Savvy restaurant owners generate sales leads by attending breakfasts or lunches of local networking groups. For the cost of a lunch you need to eat anyway, you can meet 10-30 people, depending on your own marketing skill. Other restaurants actually host networking breakfasts by offering their establishment to host local chambers or other networking groups. Typically, it means to have to be a member. But these groups always need a place to gather. For most restaurants breakfast is not a conflict with lunch or dinner service. All you are doing is offering space, tables, lighting and bathrooms at their disposal. If you want to be more generous, offer beverage and coffee service or the use of real tableware. The networking group will bring a continental breakfast or has a relationship with a caterer. The group leaders can also be the one’s responsible for hosting and helping to engage everyone. As with involvement in any networking group, do not expect immediate ROI. Only consistent effort will yield results. Most likely, after a 3-6 months, you will start to see a positive impact on your lunch and dinner crowds. The obvious advantages is time management. You don’t have to go anywhere. You are brining professionals to you. If you’re looking to help a group, The Business Strategy & Technology Forum of Hamilton County is always needing space.

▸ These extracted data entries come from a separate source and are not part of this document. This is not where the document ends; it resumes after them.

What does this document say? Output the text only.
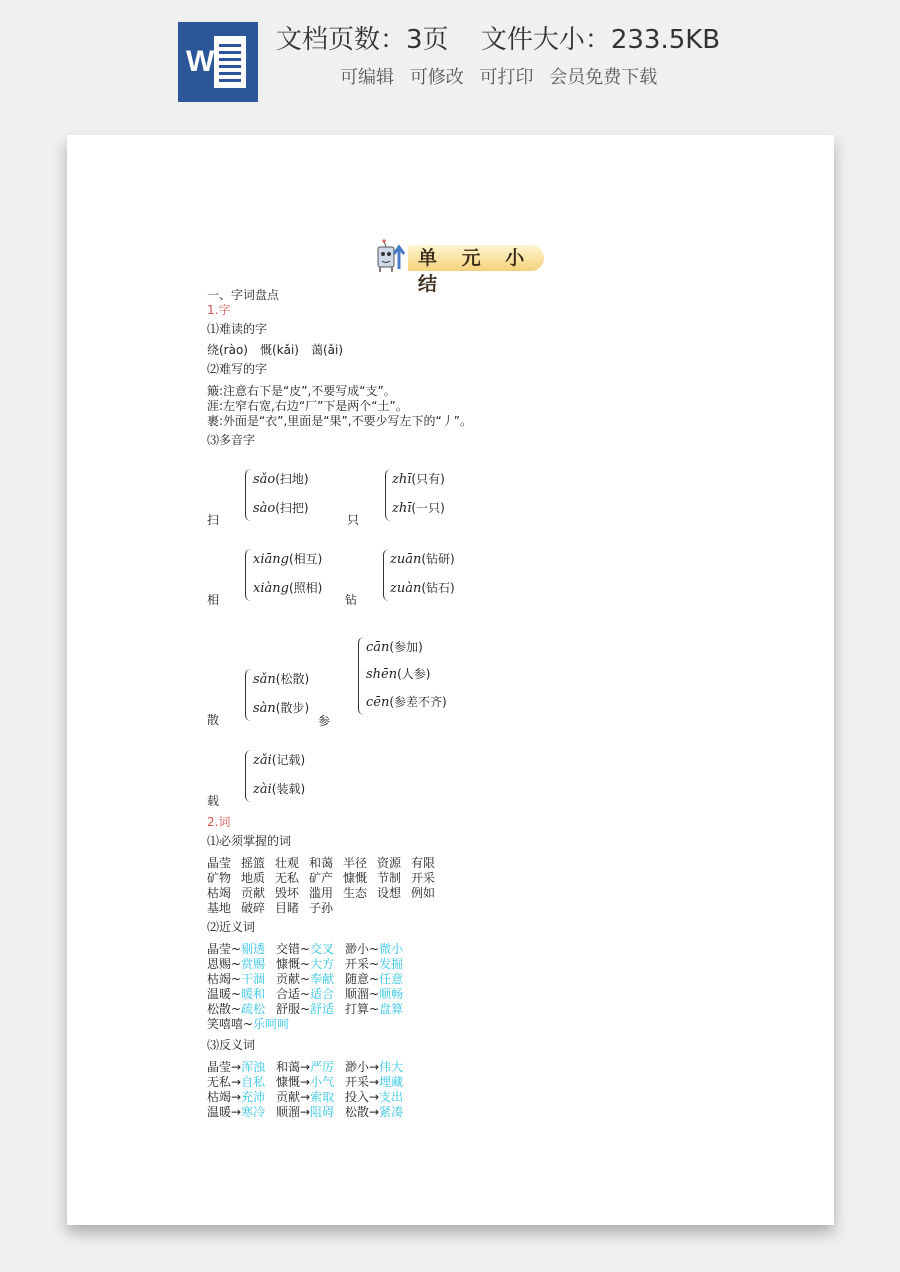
W
文档页数：3页 文件大小：233.5KB
可编辑 可修改 可打印 会员免费下载
单 元 小 结
一、字词盘点
1.字
⑴难读的字
绕(rào)　慨(kǎi)　蔼(ǎi)
⑵难写的字
簸:注意右下是“皮”,不要写成“支”。
涯:左窄右宽,右边“厂”下是两个“土”。
裹:外面是“衣”,里面是“果”,不要少写左下的“丿”。
⑶多音字
扫
sǎo(扫地)
sào(扫把)
只
zhī(只有)
zhī(一只)
相
xiāng(相互)
xiàng(照相)
钻
zuān(钻研)
zuàn(钻石)
散
sǎn(松散)
sàn(散步)
参
cān(参加)
shēn(人参)
cēn(参差不齐)
载
zǎi(记载)
zài(装载)
2.词
⑴必须掌握的词
晶莹 摇篮 壮观 和蔼 半径 资源 有限
矿物 地质 无私 矿产 慷慨 节制 开采
枯竭 贡献 毁坏 滥用 生态 设想 例如
基地 破碎 目睹 子孙
⑵近义词
晶莹~剔透 交错~交叉 渺小~微小
恩赐~赏赐 慷慨~大方 开采~发掘
枯竭~干涸 贡献~奉献 随意~任意
温暖~暖和 合适~适合 顺溜~顺畅
松散~疏松 舒服~舒适 打算~盘算
笑嘻嘻~乐呵呵
⑶反义词
晶莹→浑浊 和蔼→严厉 渺小→伟大
无私→自私 慷慨→小气 开采→埋藏
枯竭→充沛 贡献→索取 投入→支出
温暖→寒冷 顺溜→阻碍 松散→紧凑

Other ways to create networking events would be to host parties or festivals related to the types of food at your restaurant. Ethnic restaurants have easy marketing tools. Create a “how to” cooking night or culture parties, where people come to learn culture and pay to eat food. The options for these parties are as endless as the culture the restaurant represents. If someone on your staff cannot lead these cultural events, forge a strategic partnership with a local instructor. The instructor will likely tell their students, which will help create a biased base of friendly, paying participants to create cushion for any strangers who can also register for the event. So we Free marketing is about creating a win-win-win relationships.